I Think My Knee Hurts, I Just Can’t Prove It
Hopefully, you really do know if your knee hurts or not… it’d be odd if you weren’t sure. Regardless, this isn’t about knees but networks and specifically dealing with SQL Server Always On. I’m going to start out by stating that there are many improvements that could be made in this area, however, none of them are trivial. I’m not going to get into specifics as the amount of typing that would require is out of the question, I’m too lazy efficient.
Let’s get to the point, the way that SQL Server Always On works and how it uses your network is not the way you believe it works. I’m sure you’re shocked.

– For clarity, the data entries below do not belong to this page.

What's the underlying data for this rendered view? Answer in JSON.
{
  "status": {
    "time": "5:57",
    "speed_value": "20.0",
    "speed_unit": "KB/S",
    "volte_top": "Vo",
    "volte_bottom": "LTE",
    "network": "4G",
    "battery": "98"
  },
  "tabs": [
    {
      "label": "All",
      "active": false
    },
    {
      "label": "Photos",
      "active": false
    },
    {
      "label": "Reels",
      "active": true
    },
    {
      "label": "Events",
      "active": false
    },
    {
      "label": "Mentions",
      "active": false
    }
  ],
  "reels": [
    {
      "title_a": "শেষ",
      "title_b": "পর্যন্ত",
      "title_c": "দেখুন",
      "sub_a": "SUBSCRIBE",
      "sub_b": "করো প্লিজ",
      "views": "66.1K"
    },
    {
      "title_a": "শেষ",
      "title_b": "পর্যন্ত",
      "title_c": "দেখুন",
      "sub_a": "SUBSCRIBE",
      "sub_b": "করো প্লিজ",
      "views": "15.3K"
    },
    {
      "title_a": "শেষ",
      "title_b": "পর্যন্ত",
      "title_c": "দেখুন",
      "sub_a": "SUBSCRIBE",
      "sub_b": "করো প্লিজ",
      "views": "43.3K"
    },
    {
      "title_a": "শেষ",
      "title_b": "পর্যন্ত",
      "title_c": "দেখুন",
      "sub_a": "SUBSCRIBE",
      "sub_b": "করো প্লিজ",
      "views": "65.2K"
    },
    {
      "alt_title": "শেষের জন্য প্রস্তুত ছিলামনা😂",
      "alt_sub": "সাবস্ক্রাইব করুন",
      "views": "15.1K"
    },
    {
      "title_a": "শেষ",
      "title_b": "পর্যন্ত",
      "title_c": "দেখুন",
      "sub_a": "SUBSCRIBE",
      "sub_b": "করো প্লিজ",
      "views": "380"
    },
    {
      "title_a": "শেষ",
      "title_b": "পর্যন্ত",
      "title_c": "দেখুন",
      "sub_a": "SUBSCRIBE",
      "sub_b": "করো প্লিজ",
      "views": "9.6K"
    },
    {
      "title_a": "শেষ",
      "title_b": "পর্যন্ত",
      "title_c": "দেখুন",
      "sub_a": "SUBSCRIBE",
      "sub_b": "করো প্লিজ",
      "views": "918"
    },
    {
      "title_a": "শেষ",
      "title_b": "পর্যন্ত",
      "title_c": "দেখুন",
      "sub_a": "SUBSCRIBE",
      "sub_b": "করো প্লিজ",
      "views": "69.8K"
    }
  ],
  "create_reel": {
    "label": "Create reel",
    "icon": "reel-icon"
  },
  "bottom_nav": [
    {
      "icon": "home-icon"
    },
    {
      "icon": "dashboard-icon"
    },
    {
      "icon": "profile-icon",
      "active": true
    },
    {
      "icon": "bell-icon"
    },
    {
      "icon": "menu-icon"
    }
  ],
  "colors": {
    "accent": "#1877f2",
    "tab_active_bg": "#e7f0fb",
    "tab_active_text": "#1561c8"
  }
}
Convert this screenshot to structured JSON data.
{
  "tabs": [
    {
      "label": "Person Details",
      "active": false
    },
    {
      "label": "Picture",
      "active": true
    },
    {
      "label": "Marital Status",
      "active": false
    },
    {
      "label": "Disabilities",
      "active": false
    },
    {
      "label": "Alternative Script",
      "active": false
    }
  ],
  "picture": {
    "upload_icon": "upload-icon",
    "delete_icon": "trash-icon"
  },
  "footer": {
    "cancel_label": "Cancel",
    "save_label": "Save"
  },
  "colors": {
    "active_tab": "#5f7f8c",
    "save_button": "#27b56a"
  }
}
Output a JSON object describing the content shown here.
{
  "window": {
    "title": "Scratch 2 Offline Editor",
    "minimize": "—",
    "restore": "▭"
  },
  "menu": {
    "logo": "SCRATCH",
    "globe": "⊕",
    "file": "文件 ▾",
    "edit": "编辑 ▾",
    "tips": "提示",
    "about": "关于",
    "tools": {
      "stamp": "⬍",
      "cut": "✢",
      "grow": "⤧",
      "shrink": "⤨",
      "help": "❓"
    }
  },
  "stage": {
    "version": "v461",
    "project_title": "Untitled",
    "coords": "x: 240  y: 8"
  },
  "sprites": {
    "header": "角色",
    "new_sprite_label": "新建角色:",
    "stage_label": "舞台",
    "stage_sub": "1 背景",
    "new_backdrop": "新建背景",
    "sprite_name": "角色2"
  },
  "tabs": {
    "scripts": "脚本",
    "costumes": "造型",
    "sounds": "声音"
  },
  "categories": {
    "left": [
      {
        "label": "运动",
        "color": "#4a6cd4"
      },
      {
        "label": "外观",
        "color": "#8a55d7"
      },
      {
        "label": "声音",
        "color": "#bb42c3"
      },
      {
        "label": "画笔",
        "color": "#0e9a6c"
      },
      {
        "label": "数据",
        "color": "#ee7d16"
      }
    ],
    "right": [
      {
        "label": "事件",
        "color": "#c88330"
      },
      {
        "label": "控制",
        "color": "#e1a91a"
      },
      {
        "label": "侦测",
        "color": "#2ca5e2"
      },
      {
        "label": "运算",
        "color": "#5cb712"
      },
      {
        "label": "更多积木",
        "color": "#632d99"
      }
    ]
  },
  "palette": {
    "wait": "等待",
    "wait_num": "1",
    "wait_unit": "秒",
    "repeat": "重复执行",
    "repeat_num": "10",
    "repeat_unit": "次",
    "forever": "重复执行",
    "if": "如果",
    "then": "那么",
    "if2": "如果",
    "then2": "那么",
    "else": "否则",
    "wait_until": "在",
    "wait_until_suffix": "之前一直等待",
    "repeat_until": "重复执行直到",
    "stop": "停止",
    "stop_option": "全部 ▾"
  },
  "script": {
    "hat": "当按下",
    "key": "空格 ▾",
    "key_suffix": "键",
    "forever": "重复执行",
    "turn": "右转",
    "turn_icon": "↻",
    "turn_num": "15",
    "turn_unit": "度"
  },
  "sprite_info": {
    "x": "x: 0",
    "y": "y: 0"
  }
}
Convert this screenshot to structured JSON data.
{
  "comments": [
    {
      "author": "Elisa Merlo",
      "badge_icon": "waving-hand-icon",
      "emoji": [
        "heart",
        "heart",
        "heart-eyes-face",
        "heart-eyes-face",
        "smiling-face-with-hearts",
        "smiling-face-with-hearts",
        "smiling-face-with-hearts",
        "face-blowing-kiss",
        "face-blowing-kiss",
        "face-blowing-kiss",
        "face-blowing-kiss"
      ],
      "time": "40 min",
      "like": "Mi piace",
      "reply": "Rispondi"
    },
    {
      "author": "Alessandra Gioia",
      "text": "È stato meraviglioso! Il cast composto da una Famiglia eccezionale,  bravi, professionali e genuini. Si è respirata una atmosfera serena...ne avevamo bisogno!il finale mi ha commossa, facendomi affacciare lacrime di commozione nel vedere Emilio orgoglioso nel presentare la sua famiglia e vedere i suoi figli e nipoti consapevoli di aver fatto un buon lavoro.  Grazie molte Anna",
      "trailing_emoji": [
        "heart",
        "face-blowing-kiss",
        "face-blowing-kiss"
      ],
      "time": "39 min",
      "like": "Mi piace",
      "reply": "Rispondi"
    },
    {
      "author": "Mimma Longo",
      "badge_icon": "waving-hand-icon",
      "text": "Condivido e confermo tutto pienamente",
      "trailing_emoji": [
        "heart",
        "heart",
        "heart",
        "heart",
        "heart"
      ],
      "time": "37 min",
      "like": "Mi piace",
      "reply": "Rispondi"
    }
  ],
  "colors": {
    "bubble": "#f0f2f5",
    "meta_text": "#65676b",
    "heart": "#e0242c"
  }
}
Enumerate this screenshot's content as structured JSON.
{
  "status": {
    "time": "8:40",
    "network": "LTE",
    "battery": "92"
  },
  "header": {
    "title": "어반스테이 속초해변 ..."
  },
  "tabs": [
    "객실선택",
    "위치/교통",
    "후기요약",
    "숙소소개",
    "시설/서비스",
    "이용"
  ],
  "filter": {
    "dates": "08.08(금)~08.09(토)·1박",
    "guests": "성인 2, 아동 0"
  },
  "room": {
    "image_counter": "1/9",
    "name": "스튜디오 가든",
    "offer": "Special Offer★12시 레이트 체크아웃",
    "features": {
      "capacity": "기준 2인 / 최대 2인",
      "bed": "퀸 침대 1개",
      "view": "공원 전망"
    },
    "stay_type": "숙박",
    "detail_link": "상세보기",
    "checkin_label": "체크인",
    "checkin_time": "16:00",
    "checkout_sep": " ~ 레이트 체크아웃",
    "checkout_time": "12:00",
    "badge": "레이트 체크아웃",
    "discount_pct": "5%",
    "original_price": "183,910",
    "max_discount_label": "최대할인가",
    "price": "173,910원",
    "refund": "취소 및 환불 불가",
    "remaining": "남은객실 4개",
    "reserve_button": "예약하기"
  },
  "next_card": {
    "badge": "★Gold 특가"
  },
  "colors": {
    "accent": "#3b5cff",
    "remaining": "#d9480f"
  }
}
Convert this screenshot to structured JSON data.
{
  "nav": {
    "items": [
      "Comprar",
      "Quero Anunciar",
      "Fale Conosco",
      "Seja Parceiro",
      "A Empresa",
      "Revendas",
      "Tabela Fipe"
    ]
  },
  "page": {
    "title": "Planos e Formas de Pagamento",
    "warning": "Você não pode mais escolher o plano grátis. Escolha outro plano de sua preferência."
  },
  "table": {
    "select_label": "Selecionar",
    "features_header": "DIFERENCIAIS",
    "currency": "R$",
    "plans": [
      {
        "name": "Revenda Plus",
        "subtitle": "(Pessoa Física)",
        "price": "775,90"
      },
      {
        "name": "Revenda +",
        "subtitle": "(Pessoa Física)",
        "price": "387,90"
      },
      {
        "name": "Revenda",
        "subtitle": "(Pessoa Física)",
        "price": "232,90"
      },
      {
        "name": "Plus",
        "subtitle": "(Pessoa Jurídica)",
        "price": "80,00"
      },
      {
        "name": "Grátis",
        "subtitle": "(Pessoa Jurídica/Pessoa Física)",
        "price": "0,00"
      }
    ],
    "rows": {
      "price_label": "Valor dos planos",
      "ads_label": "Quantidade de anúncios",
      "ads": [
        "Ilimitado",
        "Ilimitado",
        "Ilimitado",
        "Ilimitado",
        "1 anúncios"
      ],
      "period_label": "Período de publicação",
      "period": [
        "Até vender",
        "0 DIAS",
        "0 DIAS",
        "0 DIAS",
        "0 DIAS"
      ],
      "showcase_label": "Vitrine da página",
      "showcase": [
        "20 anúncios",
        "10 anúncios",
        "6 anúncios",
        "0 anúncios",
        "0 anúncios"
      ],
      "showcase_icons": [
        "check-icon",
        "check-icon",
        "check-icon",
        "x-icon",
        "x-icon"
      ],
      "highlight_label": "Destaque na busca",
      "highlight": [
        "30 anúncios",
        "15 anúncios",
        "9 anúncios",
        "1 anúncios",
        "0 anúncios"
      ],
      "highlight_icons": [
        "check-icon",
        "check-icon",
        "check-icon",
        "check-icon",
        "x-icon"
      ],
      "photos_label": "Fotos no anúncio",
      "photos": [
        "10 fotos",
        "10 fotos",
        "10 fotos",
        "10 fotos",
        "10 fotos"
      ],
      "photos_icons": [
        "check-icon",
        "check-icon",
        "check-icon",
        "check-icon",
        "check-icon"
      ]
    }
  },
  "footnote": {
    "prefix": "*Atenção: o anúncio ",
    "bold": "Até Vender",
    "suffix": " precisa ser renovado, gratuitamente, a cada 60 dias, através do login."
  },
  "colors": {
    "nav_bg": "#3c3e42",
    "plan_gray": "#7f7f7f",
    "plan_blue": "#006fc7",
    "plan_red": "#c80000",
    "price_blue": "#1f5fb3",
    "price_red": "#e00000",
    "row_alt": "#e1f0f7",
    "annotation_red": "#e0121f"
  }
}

In a time in computing when using a billion threads, pipelines, workflows, whatever you want to call it to do basic units of work is just assumed and never tested. I can’t really blame you… when you drag and drop a file using explorer, or robocopy entire recursive directories to another disk, etc., this is all to some point parallelized for you. It gives the notion that you’re going fast, just look at the progress bar zip along the screen! I’m not going to delve into various mechanics or algorithms at play, but rather to explain why you’re seeing what you are when it comes to AGs and networking.
Unionized Labor
SQL Server loves its pools… thread pools, resource pools, etc., and for good reason. When it comes to Availability Groups, though, it’s a mixed bag and there’s sometimes good reasons for doing it one way over another. Always On uses worker pools as well as it operates in a very asynchronous manner, however one place this is not the case is in sending and receiving log streams. You’ll know this as sending and receiving the log blocks and filestream data between database replicas where there is a single thread for each purpose per database replica. How does this play into network throughput hysteria? Glad you asked…
Trivialities
Let’s assume that you’re setting up an Availability Group between two replicas, it’ll only contain one database for now and the workload isn’t very heavy since it’s just starting to be tested. Everyone pats each other on the back that the AG has been setup, everything is working, connectivity is there.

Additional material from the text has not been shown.